Following Wednesday’s surreal game with the Chicago White Sox, the first in Major League Baseball history to be played without fans, Orioles manager Buck Showalter was asked if he had any advice for young black people in the city. Showalter paused a moment, then did something that frankly a lot more people should do on a lot more subjects. Showalter, who grew up the son of a white Florida high school principal, said he didn’t know what to say. Showalter said, "I’ve never been black, OK? So I don’t know. I can’t put myself there. I’ve never faced the challenges they face, so I understand the emotion, but I can’t."
During a week when a nation which has largely shown its indifference to the plight of the inner city in general and Baltimore specifically suddenly became experts on what to do next, Showalter’s bluntness and honesty were refreshing. Showalter went on to say that he wanted his team to be a rallying force for the city and not just because they’re playing good baseball.
Indeed, centerfielder Adam Jones, a rarity in the game these days, as an African-American star, has spoken poignantly on racial matters historically and recently and seems to cherish serving as a role model for Black youth. Jones and Showalter could potentially be important contributors in the needed dialogue on the way forward for this city. However, as valuable as the manager and star player are, perhaps the most important words recently came from a most unlikely place.
If you were expecting John Angelos, the Orioles’ chief operating officer and the son of the team’s principal owner, to condemn the protestors who approached Oriole Park two days before the riots, you were wrong.

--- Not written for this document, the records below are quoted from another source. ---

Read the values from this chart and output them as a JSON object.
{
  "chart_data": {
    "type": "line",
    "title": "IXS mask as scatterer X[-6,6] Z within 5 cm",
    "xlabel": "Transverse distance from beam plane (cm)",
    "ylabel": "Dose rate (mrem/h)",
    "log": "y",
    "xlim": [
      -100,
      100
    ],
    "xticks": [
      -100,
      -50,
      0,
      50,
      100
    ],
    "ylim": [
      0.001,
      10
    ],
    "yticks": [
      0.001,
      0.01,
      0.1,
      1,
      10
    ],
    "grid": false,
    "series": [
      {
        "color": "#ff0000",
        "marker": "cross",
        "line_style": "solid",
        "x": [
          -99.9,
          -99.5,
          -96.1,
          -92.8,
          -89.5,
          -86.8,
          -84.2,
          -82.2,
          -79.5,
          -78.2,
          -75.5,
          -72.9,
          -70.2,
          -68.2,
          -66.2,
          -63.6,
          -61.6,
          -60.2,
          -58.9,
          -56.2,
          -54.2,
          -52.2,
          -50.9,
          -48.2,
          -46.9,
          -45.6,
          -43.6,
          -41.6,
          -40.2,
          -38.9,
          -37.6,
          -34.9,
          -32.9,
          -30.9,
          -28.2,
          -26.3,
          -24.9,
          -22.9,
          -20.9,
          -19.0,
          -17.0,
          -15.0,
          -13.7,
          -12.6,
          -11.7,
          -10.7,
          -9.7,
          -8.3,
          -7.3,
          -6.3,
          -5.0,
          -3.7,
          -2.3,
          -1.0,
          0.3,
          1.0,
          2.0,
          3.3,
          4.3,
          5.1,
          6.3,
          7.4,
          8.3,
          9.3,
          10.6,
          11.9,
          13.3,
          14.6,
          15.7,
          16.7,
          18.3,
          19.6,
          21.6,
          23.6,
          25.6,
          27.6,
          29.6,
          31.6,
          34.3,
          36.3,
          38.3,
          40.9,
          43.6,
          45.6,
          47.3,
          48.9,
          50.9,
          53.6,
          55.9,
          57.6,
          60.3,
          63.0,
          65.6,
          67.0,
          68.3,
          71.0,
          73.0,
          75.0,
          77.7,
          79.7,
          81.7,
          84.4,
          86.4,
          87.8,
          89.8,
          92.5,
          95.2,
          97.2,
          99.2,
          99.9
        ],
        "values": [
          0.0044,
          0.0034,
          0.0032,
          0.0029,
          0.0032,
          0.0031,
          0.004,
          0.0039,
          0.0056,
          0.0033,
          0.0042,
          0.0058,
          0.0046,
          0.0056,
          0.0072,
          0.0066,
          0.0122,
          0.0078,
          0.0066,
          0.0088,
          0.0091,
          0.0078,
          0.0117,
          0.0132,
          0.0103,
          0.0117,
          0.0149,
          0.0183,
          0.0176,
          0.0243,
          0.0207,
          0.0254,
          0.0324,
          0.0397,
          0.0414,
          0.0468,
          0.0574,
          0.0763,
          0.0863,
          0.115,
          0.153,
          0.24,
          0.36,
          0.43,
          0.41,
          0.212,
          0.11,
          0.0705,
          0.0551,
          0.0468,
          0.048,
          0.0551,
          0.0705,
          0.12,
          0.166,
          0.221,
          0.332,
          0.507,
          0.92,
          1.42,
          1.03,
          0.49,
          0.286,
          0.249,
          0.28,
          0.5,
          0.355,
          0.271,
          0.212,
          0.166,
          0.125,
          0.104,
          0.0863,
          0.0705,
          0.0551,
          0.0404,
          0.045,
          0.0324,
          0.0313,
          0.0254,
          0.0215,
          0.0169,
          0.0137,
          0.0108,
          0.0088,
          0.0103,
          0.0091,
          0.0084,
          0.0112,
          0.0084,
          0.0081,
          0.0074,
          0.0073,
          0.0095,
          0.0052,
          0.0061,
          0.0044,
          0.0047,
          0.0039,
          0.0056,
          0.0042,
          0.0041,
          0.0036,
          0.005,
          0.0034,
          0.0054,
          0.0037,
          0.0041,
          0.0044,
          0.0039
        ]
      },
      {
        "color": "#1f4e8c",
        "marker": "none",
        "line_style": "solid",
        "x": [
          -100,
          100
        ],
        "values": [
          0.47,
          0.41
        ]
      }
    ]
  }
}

To the contrary, Angelos, responding to a Tweet from a local talk sports talk show host who criticized the demonstrations, seized upon what he called the American political elite that had, in his opinion, laid the foundation for the protests. In Angelos’ view, the relocation of middle class jobs from this country to Third World nations and dictatorships had, quote, plunged tens of millions of good, hard-working Americans into economic devastation unquote. Angelos criticized what he believes to be an increasing militarized and surveilling government that abuses the Bill of Rights. The tweets read more like the manifesto of a left winger trapped in a 60’s vortex, not the Duke-educated scion of a wealthy family. But Peter Angelos has been a consistent contributor to Democratic candidates and it appears that the apple hasn’t fallen far from the tree.
It will be deeds, not words, that get this city through this crisis, but the words of John Angelos and Buck Showalter are important, if not unlikely underpinnings for what should come next.